The dataset used is from Kaggle - FIFA 21 Complete Player Dataset, which contains detailed statistics of football players featured in FIFA 21 by EA Sports.
Source citation:
Bryanb (2020). FIFA 21 Complete Player Dataset. Retrieved from Kaggle: https://www.kaggle.com/datasets/bryanb/fifa-player-stats-database
This table classifies football player data into categorical and numerical variables.(all comparison data uploaded on activity-1 page)
○Categorical variables (like name, nationality, preferred foot, and position) represent labels or categories and are not measurable in a numeric sense.
○Numerical variables (like age, height, weight, and overall rating) are measurable quantities and can be used for arithmetic operations.

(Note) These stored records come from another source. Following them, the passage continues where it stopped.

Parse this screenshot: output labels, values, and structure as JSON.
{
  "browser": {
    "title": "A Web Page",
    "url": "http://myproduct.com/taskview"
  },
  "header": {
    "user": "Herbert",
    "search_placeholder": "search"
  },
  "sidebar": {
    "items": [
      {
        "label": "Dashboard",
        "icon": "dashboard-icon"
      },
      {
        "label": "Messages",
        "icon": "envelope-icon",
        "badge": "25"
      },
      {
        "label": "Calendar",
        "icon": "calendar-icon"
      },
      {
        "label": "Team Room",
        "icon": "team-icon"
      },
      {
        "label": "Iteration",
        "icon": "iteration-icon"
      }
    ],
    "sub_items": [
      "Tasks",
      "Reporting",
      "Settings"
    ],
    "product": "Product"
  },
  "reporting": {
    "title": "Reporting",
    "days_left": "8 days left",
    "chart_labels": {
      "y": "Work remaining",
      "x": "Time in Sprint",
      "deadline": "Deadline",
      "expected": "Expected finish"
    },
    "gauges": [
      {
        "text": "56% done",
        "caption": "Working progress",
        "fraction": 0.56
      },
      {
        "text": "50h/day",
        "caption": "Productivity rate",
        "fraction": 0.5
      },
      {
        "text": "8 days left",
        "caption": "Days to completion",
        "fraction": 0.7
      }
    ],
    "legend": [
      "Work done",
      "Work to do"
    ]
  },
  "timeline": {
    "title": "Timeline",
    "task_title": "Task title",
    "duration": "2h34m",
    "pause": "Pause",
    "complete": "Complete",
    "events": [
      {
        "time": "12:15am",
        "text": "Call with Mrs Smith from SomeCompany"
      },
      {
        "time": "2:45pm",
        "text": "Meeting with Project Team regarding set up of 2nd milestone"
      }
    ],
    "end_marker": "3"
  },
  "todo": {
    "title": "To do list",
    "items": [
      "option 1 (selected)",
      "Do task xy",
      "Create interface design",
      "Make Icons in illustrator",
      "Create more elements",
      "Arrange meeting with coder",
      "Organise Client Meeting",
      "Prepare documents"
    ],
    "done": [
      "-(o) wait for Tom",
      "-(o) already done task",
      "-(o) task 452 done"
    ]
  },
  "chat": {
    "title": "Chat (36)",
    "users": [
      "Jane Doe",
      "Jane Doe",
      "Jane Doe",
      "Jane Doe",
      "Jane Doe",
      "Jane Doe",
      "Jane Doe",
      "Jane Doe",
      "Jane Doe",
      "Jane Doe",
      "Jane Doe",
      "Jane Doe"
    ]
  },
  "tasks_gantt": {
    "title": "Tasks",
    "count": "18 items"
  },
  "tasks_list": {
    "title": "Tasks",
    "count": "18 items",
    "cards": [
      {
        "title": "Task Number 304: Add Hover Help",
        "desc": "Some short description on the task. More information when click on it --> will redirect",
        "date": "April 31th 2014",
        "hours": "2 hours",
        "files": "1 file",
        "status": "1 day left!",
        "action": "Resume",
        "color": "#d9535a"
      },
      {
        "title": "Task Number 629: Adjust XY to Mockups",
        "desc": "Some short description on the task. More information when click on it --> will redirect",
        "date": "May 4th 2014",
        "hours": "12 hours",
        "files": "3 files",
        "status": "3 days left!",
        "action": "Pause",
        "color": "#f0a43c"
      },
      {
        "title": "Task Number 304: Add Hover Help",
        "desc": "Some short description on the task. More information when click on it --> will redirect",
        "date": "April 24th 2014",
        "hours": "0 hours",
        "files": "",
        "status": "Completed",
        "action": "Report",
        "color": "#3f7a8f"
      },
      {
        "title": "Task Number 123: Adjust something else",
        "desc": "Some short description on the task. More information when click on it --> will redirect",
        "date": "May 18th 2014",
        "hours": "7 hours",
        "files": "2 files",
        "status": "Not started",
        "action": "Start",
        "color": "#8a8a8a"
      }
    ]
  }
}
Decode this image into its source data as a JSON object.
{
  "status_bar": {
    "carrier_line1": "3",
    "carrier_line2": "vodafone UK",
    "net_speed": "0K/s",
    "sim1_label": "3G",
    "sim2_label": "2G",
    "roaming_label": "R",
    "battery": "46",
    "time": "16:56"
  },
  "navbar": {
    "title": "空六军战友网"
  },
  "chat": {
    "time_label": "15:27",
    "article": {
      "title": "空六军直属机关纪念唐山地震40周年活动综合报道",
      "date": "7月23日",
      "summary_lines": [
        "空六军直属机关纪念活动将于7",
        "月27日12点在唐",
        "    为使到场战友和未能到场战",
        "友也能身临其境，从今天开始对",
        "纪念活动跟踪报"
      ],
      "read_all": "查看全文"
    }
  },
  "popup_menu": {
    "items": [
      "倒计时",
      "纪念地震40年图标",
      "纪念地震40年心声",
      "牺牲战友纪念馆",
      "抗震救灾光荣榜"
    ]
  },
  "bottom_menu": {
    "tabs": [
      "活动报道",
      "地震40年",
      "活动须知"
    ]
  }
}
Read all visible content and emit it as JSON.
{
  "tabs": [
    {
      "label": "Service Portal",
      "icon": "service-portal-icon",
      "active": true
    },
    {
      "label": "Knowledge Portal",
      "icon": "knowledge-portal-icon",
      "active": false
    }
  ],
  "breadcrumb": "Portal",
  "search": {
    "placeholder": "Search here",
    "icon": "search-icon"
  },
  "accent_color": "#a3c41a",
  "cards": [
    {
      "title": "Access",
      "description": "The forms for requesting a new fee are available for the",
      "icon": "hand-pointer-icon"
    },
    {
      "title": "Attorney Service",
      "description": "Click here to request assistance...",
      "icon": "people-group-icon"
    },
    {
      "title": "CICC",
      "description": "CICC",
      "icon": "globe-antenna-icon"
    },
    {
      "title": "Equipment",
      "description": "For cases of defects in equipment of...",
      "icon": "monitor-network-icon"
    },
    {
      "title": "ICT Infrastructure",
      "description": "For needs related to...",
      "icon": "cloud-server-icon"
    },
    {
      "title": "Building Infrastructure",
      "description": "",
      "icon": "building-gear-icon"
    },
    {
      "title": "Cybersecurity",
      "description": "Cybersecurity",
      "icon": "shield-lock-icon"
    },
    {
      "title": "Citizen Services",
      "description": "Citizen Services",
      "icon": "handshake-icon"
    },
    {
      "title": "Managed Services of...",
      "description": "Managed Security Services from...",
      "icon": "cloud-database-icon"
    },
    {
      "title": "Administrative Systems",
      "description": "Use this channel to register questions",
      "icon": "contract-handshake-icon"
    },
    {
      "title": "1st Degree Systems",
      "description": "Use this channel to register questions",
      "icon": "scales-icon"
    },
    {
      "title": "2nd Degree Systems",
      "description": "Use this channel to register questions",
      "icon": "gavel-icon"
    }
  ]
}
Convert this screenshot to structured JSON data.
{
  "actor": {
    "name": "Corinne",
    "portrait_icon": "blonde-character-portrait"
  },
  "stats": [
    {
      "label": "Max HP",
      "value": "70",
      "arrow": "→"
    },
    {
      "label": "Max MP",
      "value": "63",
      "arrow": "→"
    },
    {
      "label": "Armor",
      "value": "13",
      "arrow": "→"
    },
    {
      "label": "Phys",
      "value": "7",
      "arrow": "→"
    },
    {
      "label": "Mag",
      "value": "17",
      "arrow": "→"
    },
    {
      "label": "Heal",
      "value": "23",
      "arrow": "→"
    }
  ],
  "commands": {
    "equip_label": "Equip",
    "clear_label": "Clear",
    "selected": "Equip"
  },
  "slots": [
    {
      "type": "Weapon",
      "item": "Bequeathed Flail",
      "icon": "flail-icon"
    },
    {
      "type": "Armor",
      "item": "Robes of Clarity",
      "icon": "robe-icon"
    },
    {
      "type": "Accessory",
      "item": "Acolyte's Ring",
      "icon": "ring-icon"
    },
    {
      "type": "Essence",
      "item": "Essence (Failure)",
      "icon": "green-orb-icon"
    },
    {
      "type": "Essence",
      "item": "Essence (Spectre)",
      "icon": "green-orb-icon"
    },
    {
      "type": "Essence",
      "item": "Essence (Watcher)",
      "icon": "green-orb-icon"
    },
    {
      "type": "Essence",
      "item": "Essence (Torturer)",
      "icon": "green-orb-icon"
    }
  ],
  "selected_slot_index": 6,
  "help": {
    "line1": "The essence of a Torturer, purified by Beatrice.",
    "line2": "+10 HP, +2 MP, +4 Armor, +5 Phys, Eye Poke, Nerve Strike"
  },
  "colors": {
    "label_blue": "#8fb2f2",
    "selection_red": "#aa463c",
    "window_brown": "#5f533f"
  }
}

Understanding the type of variable helps determine which statistical methods are appropriate for analysis and visualization.
Variables are categorized based on their measurement scale:
Nominal: Categories with no order (e.g., Name, Nationality).
Ordinal (not shown here): Categories with order.
Interval: Numeric scale with equal intervals but no true zero (e.g., Overall Rating).
Ratio: Numeric scale with a true zero and meaningful ratios (e.g., Age, Height, Weight).
Variables can be:
Discrete: Countable, often whole numbers (e.g., Age, Overall Rating).
Continuous: Can take any value within a range, measurable with decimals (e.g., Height, Weight).
Visualizations help interpret data effectively:
Bar charts: Used for categorical data (e.g., Preferred Foot, Position).
Histogram: Ideal for frequency of numerical data (e.g., Age).
Scatter plot: Shows relationships between two numerical variables (e.g., Height vs. Weight).